Ripton, con los ojos de Adrian clavados en él, balbuceó un sí.

—¿El hojalatero o el campesino?

—El campe… —El ingenuo Ripton miró a su alrededor, para ayudarse a sí mismo a decir la verdad, y de repente vio el rostro de Richard ensombreciéndose, por lo que se tragó la mitad de la palabra.

—¡El campesino! —terminó Adrian con jovialidad—. Entonces tenemos un campesino sin trabajo. Dado que hay un campesino sin trabajo y un pajar quemado, yo diría que la quema del pajar es una venganza, y que el campesino desempleado es un animal vengativo. El pajar y el campesino se yuxtaponen. Habiendo establecido los motivos, solo tenemos que probar su cercanía a cierta hora, y nuestro campesino viajará allende los mares.

—¿Ese es el castigo por quemar pajares? —inquirió Richard, horrorizado.

Adrian habló con solemnidad:

—Te rapan la cabeza. Te esposan. La dieta consiste en pan duro y cáscaras de queso. Trabajas en grupos de veinte y treinta. Te marcan como pirómano con hierro candente en la espalda con una enorme P. Los trabajos teológicos y la recreación literaria están reservados a quien se porta bien y lo merece. Considerad el destino de este pobre tipo, y a lo que empuja una venganza. ¿Sabéis su nombre?

—¿Cómo iba a saber su nombre? —dijo Richard, con una presunción de inocencia que daba pena ver.

Sir Austin apuntó que pronto se sabría, y Adrian observó que seguía tan callado como siempre, maravillándose por la ceguera del baronet ante lo evidente. No se lo diría, pues arruinaría su influencia sobre Richard; quería que le reconocieran los méritos por su criterio y devoción. Los chicos se levantaron de la mesa y, tras discutir un buen rato, acordaron un código de conducta que consistía en compadecer ante el granjero Blaize con aspavientos, para parecerse a los demás como les fuera posible a dos jóvenes malhechores, uno ya sintiendo la enorme A de Adrian devorando su espalda con la ferocidad de un águila prometeica, y aislándolo para siempre de la humanidad.

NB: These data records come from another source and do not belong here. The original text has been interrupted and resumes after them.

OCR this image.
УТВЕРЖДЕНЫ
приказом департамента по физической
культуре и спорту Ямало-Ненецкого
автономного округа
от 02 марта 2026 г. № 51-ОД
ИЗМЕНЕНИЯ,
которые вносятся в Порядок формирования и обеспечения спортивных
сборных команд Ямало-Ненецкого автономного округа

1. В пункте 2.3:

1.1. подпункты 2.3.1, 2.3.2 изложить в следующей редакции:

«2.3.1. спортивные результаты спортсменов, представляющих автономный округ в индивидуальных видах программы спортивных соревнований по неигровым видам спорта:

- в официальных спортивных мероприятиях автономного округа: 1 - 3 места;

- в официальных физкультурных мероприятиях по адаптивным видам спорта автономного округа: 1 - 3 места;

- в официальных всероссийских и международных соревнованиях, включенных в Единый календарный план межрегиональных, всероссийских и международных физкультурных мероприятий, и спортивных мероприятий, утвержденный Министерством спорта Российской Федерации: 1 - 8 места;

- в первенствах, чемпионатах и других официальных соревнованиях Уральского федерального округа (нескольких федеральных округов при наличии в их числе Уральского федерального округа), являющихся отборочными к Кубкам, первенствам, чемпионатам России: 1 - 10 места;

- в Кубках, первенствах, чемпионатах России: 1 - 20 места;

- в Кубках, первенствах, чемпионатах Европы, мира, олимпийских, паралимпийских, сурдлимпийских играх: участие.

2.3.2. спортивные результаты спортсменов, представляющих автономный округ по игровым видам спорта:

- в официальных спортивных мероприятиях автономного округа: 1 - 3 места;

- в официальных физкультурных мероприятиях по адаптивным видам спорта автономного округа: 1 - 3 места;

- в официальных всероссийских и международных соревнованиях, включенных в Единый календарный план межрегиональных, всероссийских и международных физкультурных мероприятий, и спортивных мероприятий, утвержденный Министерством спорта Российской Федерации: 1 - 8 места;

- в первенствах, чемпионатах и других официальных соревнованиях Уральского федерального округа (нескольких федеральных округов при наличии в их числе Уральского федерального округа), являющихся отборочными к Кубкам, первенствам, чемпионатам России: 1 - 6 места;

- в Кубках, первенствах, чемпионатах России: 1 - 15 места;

Adrian se deleitó con sus nuevas tácticas, y les empujó a lamentarse largas horas por el granjero Blaize. Hicieran lo que hiciesen, habían picado. El látigo del granjero les había reducido a criaturas que se retorcían, pero había sido comedido comparado con los retorcimientos espirituales a los que les sometió Adrian. Ripton no habría tardado en convertirse en un cobarde, y Richard en un mentiroso. A la mañana siguiente Austin Wentworth llegó de Poer Hall con la noticia de que un campesino llamado Thomas Bakewell había sido arrestado bajo sospecha del incendio provocado y estaba en la cárcel, donde sería juzgado por el magistrado Papworth. Austin miró a Richard cuando detallaba estos terribles acontecimientos. La esperanza de Raynham le devolvió la mirada, completamente tranquilo, y tuvo la sangre fría de no mirar a Ripton.